Līgatne Parish (Līgatnes pagasts, Paltmale Parish (Paltmales pagasts) until 1925) is an administrative territorial entity (parish) of Cēsis Municipality in the Vidzeme region of Latvia. The administrative center is the village of Augšlīgatne. The population in 2025 was 2,179. It covered an area of 160.6 km^{2}.

== History ==
In 1815, Riga merchants Konrāds Strohs and Kārlis Kībers acquired vast territories in the valley of the lower reaches of the Līgatne River, which they named Konrādsrūe (Conradsruhe). They also acquired the Paltmale Manor mill, converting it into a paper manufacturing facility. This manufactory produced the first 1050 poods (approximately 17 tons) of Līgatne paper from rags. Products included writing paper, various types of wrapping paper, and letter paper. These were the beginnings of the Līgatne Paper Mill.

In 1890, Henrijs Visendorfs, the son of a local miller, purchased the Paltmale Mill for his parents. He expanded it, transforming it into a modern enterprise with a cement plant and a cotton processing unit that produced the best cotton wool in the Russian Empire from Egyptian cotton. He also installed a hydro turbine with an electric generator at a time when electricity was still unknown in Riga. Visendorff also participated in laying the foundation stone of the Paltmale Social Society's building, donating a significant sum to the project.

In 1913, the Ķempji Parish was separated from Paltmale Parish. Both parishes were subidivisions of Riga county. Līgatne Parish (called Paltmale Parish until 1925) developed on the former Paltmale Manor lands.

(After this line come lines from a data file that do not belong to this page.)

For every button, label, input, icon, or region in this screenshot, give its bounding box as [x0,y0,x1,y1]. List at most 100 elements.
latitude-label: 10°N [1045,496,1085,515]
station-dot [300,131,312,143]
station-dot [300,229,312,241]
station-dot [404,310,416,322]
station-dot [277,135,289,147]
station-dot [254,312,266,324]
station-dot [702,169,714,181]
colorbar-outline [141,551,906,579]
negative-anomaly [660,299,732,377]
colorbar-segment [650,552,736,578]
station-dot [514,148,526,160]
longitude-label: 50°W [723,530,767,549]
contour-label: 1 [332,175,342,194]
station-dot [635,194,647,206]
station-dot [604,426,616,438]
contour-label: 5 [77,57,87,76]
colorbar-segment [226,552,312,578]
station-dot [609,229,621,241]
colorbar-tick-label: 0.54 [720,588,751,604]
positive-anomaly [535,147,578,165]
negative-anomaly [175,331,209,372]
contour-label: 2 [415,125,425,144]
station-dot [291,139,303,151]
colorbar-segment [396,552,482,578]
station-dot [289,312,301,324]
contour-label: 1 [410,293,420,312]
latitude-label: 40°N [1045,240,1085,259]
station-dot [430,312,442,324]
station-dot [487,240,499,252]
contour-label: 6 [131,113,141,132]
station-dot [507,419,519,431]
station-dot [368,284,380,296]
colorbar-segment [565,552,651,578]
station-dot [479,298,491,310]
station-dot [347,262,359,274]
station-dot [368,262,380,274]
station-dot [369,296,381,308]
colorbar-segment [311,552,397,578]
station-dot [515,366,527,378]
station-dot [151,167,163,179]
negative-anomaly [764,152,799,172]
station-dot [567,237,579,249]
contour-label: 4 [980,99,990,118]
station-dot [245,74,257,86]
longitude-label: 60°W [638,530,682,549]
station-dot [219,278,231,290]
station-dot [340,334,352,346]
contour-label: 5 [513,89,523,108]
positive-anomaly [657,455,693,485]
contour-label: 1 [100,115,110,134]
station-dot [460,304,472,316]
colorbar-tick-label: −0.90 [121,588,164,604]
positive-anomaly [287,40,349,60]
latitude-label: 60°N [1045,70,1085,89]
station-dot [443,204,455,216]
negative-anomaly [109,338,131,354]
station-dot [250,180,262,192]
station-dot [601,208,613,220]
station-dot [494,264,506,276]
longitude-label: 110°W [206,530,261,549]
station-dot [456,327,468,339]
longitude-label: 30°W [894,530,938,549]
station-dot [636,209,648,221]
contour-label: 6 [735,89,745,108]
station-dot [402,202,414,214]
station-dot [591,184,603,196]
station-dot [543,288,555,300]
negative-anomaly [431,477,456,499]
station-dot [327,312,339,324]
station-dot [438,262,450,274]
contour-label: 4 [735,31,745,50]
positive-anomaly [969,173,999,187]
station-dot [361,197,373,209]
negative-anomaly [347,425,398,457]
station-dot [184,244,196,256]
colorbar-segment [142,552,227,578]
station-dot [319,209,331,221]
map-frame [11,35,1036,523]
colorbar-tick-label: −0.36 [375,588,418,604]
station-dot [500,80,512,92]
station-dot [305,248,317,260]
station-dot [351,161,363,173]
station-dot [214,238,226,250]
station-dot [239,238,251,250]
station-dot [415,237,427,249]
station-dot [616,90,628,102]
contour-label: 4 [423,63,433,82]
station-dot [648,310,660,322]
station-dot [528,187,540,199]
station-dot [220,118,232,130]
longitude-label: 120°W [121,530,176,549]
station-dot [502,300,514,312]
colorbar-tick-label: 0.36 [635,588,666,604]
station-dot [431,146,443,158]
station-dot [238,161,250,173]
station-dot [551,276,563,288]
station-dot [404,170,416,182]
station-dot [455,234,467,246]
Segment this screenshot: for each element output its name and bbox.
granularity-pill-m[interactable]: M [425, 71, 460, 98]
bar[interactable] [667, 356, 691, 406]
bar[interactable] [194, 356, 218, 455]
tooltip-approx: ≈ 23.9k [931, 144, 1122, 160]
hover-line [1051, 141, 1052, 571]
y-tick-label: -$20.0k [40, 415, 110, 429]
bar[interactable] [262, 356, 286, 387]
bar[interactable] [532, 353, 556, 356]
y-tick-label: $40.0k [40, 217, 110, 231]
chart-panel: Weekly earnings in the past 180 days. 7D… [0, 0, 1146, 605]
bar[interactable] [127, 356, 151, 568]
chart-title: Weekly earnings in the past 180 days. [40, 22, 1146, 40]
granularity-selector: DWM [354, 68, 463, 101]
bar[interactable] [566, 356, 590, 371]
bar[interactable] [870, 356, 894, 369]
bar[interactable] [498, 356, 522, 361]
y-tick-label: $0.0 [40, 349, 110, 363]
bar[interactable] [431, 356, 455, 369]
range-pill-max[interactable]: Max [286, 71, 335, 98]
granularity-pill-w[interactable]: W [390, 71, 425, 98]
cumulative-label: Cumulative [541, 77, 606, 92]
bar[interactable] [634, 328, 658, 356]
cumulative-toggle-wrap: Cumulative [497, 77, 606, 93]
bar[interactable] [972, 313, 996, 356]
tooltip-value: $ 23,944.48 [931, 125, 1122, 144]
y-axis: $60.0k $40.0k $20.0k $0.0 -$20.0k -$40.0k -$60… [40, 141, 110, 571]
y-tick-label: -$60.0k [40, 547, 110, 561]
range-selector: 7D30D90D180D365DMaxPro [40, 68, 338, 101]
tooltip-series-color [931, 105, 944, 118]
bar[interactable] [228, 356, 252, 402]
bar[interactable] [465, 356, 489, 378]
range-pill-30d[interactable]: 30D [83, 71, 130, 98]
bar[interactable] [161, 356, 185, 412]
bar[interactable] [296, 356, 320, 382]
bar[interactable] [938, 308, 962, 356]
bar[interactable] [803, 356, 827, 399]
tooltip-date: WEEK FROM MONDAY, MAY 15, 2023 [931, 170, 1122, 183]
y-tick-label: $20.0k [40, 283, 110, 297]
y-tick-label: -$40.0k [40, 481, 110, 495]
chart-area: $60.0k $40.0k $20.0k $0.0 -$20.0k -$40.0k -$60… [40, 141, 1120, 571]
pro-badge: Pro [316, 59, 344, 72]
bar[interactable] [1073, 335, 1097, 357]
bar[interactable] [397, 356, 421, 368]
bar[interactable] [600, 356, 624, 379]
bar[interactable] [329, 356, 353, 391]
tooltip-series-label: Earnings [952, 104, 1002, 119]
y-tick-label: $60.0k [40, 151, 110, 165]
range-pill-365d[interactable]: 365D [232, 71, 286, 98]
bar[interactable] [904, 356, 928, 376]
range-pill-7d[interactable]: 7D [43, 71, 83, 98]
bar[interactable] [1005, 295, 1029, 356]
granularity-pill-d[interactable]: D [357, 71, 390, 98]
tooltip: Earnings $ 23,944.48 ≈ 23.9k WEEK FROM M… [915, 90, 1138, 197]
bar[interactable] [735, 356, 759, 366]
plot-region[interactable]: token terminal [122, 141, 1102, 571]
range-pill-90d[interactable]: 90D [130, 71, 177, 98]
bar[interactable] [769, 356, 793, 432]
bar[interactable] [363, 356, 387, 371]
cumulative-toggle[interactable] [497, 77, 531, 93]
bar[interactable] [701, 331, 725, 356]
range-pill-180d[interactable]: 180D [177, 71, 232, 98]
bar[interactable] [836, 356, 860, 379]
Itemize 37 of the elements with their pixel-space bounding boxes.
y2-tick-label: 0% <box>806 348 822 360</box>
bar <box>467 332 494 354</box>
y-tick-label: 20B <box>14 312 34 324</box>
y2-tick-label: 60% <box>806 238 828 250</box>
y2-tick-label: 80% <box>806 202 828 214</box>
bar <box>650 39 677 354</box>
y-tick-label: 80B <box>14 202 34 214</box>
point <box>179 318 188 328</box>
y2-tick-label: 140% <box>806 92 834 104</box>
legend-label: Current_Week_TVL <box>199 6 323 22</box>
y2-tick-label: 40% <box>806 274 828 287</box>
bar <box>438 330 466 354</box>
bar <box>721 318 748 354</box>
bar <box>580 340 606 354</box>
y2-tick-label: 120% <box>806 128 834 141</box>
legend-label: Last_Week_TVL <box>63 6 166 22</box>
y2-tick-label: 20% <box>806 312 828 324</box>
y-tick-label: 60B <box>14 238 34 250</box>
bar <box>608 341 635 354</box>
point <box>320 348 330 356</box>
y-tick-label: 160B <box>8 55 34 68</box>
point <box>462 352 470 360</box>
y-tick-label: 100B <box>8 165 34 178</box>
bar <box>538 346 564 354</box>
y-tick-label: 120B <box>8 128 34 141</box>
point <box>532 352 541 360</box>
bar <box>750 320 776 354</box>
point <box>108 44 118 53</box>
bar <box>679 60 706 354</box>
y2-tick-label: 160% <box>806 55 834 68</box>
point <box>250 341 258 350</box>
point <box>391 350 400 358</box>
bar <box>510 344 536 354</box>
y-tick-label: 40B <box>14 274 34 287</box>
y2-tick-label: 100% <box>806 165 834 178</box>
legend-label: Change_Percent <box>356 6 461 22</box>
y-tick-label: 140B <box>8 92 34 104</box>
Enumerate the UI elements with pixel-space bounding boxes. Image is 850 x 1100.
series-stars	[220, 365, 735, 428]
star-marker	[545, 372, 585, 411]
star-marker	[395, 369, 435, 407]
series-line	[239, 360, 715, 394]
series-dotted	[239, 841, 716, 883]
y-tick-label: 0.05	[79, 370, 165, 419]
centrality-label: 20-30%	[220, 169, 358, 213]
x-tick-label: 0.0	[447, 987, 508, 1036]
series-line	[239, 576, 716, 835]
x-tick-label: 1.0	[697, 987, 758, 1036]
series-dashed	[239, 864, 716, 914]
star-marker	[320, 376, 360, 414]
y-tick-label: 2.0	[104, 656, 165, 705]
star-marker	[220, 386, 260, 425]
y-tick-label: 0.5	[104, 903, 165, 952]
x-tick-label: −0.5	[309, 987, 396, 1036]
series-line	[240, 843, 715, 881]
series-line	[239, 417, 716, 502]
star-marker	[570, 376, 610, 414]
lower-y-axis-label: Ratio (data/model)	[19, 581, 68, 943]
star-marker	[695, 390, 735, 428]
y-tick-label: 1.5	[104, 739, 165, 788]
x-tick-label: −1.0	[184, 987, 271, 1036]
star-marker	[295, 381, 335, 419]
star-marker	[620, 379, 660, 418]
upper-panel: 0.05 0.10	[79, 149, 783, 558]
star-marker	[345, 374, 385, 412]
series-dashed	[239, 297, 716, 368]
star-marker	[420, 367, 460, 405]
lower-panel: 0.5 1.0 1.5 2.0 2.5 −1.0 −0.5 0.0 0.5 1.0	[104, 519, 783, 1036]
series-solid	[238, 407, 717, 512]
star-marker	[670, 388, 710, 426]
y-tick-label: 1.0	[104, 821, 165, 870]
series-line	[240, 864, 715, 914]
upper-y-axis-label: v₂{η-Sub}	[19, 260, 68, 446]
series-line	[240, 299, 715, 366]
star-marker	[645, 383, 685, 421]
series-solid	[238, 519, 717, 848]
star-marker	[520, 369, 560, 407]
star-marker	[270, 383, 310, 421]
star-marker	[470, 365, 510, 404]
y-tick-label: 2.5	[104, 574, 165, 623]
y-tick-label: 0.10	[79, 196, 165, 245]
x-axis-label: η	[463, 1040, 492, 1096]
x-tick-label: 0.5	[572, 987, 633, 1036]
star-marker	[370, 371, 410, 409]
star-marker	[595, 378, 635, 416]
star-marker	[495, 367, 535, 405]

In 1933, Ķempji Parish was rejoined with Līgatne Parish. By 1935, Līgatne Parish covered an area of 72.4 km².

In 1945, the Līgatne and Ķempji Soviet village councils were established in the parish, but the parish itself was dissolved in 1949 and included in Sigulda district. That same year, the worker's settlement status was granted to the Līgatne Paper Mill settlement, which was separated into an independent administrative territory. In 1951, part of the Lakši village was added to Līgatne village, followed by Ķempji village in 1954 and part of Sigulda village in 1958. When Sigulda district was dissolved in 1962/1963, Līgatne was transferred to Cēsis district. In 1990, the village was reorganized into a parish.

In 2009, Līgatne Parish of Cēsis district was merged with the town of Līgatne to form Līgatne Municipality. In 2021, Līgatne Municipality was incorporated into Cēsis Municipality.